School officials, mayor tour progress of new River City Middle School

Ronald E. Carrington | 7/9/2020, 6 p.m.
As the city’s second Confederate monument was being taken down last week, Mayor Levar M. Stoney, schools Superintendent Jason Kamras, ...
School Board Chairwoman Linda Owen, from left, Schools Superintendent Jason Kamras, Mayor Levar M. Stoney and School Board Vice Chairwoman Cheryl Burke speak to the media after touring the new $64.5 million, 1,500-student capacity River City Middle School on Hull Street Road in South Side on July 2. Photo by Ronald E. Carrington

As the city’s second Confederate monument was being taken down last week, Mayor Levar M. Stoney, schools Superintendent Jason Kamras, School Board Chair Linda Owen and Vice Chair Cheryl Burke toured one of three educational monuments under construction that are dedicated to the future of city students.

The group toured River City Middle School, the new $64.5 million, 1,500-student capacity school being built in the 6300 block of Hull Street Road at the site of the former Elkhardt Middle School in South Side.

The school is scheduled for completion this month, and is one of three new city schools scheduled to welcome students this fall for the 2020-21 academic year.

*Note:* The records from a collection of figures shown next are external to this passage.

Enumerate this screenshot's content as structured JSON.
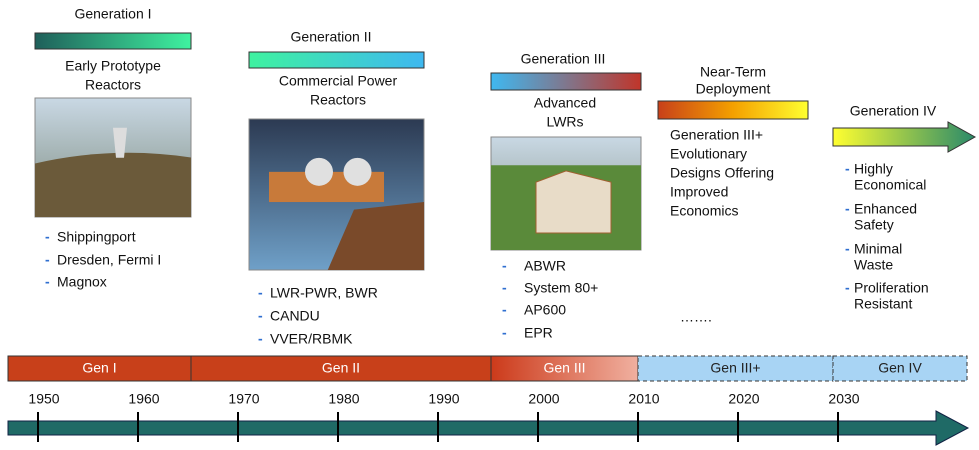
{
  "generations": [
    {
      "header": [
        "Generation I"
      ],
      "subtitle": [
        "Early Prototype",
        "Reactors"
      ],
      "items": [
        [
          "Shippingport"
        ],
        [
          "Dresden, Fermi I"
        ],
        [
          "Magnox"
        ]
      ]
    },
    {
      "header": [
        "Generation II"
      ],
      "subtitle": [
        "Commercial Power",
        "Reactors"
      ],
      "items": [
        [
          "LWR-PWR, BWR"
        ],
        [
          "CANDU"
        ],
        [
          "VVER/RBMK"
        ]
      ]
    },
    {
      "header": [
        "Generation III"
      ],
      "subtitle": [
        "Advanced",
        "LWRs"
      ],
      "items": [
        [
          "ABWR"
        ],
        [
          "System 80+"
        ],
        [
          "AP600"
        ],
        [
          "EPR"
        ]
      ]
    },
    {
      "header": [
        "Near-Term",
        "Deployment"
      ],
      "subtitle": [
        "Generation III+",
        "Evolutionary",
        "Designs Offering",
        "Improved",
        "Economics"
      ],
      "note": "……."
    },
    {
      "header": [
        "Generation IV"
      ],
      "items": [
        [
          "Highly",
          "Economical"
        ],
        [
          "Enhanced",
          "Safety"
        ],
        [
          "Minimal",
          "Waste"
        ],
        [
          "Proliferation",
          "Resistant"
        ]
      ]
    }
  ],
  "timeline": {
    "segments": [
      "Gen I",
      "Gen II",
      "Gen III",
      "Gen III+",
      "Gen IV"
    ],
    "years": [
      1950,
      1960,
      1970,
      1980,
      1990,
      2000,
      2010,
      2020,
      2030
    ]
  }
}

The others are Henry L. Marsh III Elementary, replacing the old George Mason Elementary in Church Hill, and Cardinal Elementary, replacing E.S.H. Greene Elementary in South Side.

After the tour on July 2, the mayor and school district officials commented on the importance of constructing 21st century schools that prepare the next generation.

“This is the sort of monument moving forward that we want to erect to our children here in the city of Richmond,” said Mayor Stoney. “This is a testament to what we can do when we all work together.”

When students walk into River City Middle School, “they will have the feeling of love,” Mr. Kamras said, reflecting on Richmond Public Schools’ motto, “Teach with love. Lead with love.”

“This is the kind of high-tech, 21st century school that speaks to future performance and excellence of our students,” he said.

Ms. Owen and Ms. Burke were impressed as they talked about what students will be able to accomplish in the three new schools.

“This school is magnificent,” Ms. Owen enthusiastically proclaimed. “It is built like a high school, with a great media center, auxiliary gyms and amazing kitchens in each wing, three different science labs with lots of light and color. This makes me very happy,” she said.

The middle school is located in the 9th District that Ms. Owen represents on the board.

“We want our children to be successful,” Ms. Burke said.

“They desire well-equipped buildings with state-of-the-art resources. This is absolutely awesome,” she said of River City Middle School.

Henry L. Marsh Elementary is located in the 7th District, which Ms. Burke represents on the board.

The statue of Matthew Fontaine Maury, commander of the Confederate Navy during the Civil War, was taken down last week as the school tour was taking place. On July 1, the statue of Confederate Gen. Stonewall Jackson was taken down under Mayor Stoney’s emergency order. Mayor Stoney said after the tour, the remaining 11 Confederate monuments in the city also would be coming down soon.

“Once we remove the remaining monuments, we can officially say that we were the former capital of the confederacy,” Mayor Stoney said. “Now we can be the capital for compassion. The capital for equity. The capital for atonement for segregation.”

Asked if RPS students will be taught the importance of the monuments’ removal, as well as their meaning and history in Virginia and the nation, Mr. Kamras was quick to reply.

“We are absolutely going to teach the ‘why’ these monuments were taken down as part of the district’s real Richmond history course,” the superintendent said. “Equity has always been the core responsibility of RPS,” Mr. Kamras said.

Mr. Kamras said community leaders, historians and clergy have been working for more than a year on a Richmond history course. The course, he said, will launch in the fall, taught either virtually or in person.

“We are going to tell the good, the bad and the ugly of the history of Richmond,” he said. Our students and staff will know the city’s story and why we are where we are today.”